The novation of a construction contract to new owners of works is commonplace. The result of a novation is that the original contract is discharged and a new contract is created. And commonly, such novations are effected through pro forma or standard form novation deeds which do no more than simply provide for the change in parties.
This practice raises an interesting issue regarding the enforceability of liquidated damages which may be payable by the Contractor under the novated contract. It is well established that, in order to be enforceable, liquidated damages must be a genuine pre-estimate of the loss that the owner will suffer should the promises made by the Contractor not be kept (although recent High Court authority suggests that this test might be wider than previously thought). Liquidated damages usually apply in respect of delays in completion, but can also apply to shortcomings in the performance of the Works, say for instance, in respect of an industrial plant which fails to operate as required. But relevantly to this discussion, the time when the validity of liquidated damages is assessed is at the date the contract was entered into – not when the applicable breach occurred.
Because the effect of a novation is the creation of a new contract, the date for assessing liquidated damages’ validity moves from the date of the original contract to the date of the new contract – the date of novation. This means that the parties are likely to be required to re-assess liquidated damages as of this date, an exercise which also means that the assessment must be conducted through the eyes of the new owner – an entity which may have a totally different loss profile from the original owner.
This position is supported by comments by Owen J in Westpac Banking Corporation v Australian Shipbuilding Industries Pty Ltd (Unreported, Supreme Court of Western Australia, Owen J, 25 September 1996):
“[The arbitrators] held… that there was a novation as a result of which a new Shipbuilding Agreement (solely between Westpac and ASI) came into force on 4 October 1989... It follows (as I have already said) that the date at which the circumstances from which the calculation of possible loss and damage flowing from a breach must be examined is 4 October 1989.”

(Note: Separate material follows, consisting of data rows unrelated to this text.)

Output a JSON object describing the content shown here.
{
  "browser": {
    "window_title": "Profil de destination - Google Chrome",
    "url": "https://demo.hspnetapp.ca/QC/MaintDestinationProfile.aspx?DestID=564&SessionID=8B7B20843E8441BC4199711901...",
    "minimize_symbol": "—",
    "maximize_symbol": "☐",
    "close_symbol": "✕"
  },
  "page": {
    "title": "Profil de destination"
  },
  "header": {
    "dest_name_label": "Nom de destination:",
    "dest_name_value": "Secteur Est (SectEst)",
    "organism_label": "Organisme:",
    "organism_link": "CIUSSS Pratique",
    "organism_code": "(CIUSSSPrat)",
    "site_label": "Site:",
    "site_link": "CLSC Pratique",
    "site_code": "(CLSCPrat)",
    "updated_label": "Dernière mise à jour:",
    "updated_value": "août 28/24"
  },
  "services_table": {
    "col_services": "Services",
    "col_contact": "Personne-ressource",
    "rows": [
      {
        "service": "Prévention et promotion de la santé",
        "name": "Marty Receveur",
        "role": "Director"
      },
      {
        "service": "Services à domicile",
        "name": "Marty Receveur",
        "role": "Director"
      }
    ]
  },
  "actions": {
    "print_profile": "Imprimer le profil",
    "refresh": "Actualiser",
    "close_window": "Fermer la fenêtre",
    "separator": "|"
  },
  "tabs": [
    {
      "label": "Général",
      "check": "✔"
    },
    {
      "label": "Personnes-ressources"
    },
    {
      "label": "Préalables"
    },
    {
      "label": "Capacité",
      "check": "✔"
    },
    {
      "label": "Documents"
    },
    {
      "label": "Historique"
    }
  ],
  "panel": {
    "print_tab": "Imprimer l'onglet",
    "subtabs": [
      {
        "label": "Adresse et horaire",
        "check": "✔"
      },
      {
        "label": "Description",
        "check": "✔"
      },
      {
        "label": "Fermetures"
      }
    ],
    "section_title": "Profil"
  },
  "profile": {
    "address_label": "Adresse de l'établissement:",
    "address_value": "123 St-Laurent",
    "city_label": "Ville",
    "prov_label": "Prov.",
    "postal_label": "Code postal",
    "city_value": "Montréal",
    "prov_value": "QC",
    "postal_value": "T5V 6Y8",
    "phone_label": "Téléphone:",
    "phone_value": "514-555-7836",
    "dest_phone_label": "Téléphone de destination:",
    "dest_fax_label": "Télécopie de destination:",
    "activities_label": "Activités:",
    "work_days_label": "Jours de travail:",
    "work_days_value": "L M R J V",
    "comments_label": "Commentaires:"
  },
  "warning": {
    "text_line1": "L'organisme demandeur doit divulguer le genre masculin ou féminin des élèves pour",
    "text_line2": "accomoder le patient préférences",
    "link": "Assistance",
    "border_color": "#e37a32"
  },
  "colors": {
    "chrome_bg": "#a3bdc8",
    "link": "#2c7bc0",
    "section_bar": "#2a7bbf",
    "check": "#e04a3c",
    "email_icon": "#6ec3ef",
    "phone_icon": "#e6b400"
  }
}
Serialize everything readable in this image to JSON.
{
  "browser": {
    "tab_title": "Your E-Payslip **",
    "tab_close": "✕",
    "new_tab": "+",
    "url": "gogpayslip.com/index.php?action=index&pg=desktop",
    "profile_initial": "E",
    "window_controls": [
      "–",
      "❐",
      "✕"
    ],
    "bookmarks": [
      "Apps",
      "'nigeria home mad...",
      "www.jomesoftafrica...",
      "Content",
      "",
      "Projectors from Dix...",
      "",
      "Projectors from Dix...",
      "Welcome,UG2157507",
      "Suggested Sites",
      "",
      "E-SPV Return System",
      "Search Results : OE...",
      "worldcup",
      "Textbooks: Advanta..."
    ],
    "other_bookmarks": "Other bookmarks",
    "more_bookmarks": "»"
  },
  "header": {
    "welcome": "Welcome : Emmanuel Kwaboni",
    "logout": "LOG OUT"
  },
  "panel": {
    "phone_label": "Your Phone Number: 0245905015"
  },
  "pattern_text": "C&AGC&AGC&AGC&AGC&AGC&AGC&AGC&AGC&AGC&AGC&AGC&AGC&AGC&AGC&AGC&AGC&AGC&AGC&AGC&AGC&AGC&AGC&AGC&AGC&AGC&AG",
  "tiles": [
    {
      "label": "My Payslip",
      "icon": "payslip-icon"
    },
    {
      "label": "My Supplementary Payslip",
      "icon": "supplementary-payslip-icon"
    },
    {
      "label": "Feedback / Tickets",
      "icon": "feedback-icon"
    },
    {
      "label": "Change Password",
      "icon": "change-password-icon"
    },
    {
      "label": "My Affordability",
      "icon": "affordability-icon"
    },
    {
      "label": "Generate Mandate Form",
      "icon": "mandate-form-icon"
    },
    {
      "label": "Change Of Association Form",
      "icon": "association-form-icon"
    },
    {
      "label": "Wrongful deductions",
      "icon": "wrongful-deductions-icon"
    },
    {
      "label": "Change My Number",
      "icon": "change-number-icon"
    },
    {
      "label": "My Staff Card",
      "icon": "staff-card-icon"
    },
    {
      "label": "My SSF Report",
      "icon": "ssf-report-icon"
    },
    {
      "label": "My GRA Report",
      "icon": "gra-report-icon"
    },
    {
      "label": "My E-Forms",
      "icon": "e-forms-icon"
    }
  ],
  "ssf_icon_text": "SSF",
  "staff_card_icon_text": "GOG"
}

The risk, therefore, is that if the genuine pre-estimation exercise is not conducted afresh at the time of novation, the liquidated damages may be declared void as a penalty. When a cookie-cutter novation deed is used for this purpose, there is a real risk of this being overlooked. As a result, it is important to consider any liquidated damages provisions prior to giving effect to a novation and, if necessary, adjust the liquidated damages amount to reflect the loss which the owner will suffer if the Contractor’s obligations are not met. Failure to do so creates a real risk that liquated damages provision may be considered to be a penalty, and be unenforceable.
It is also relevant to consider whether you really need a novation to achieve your desired outcome. Instead of a novation, a simple assignment of rights under the construction contract may be sufficient to provide the protections that the new owner needs. An assignment does not operate to create a new contract, and therefore does not give rise to the issue discussed above. The key issue is to adopt a structure that best meets your needs and in doing so, be sure to investigate whether that structure could potentially result in loss or reduction of important contractual remedies.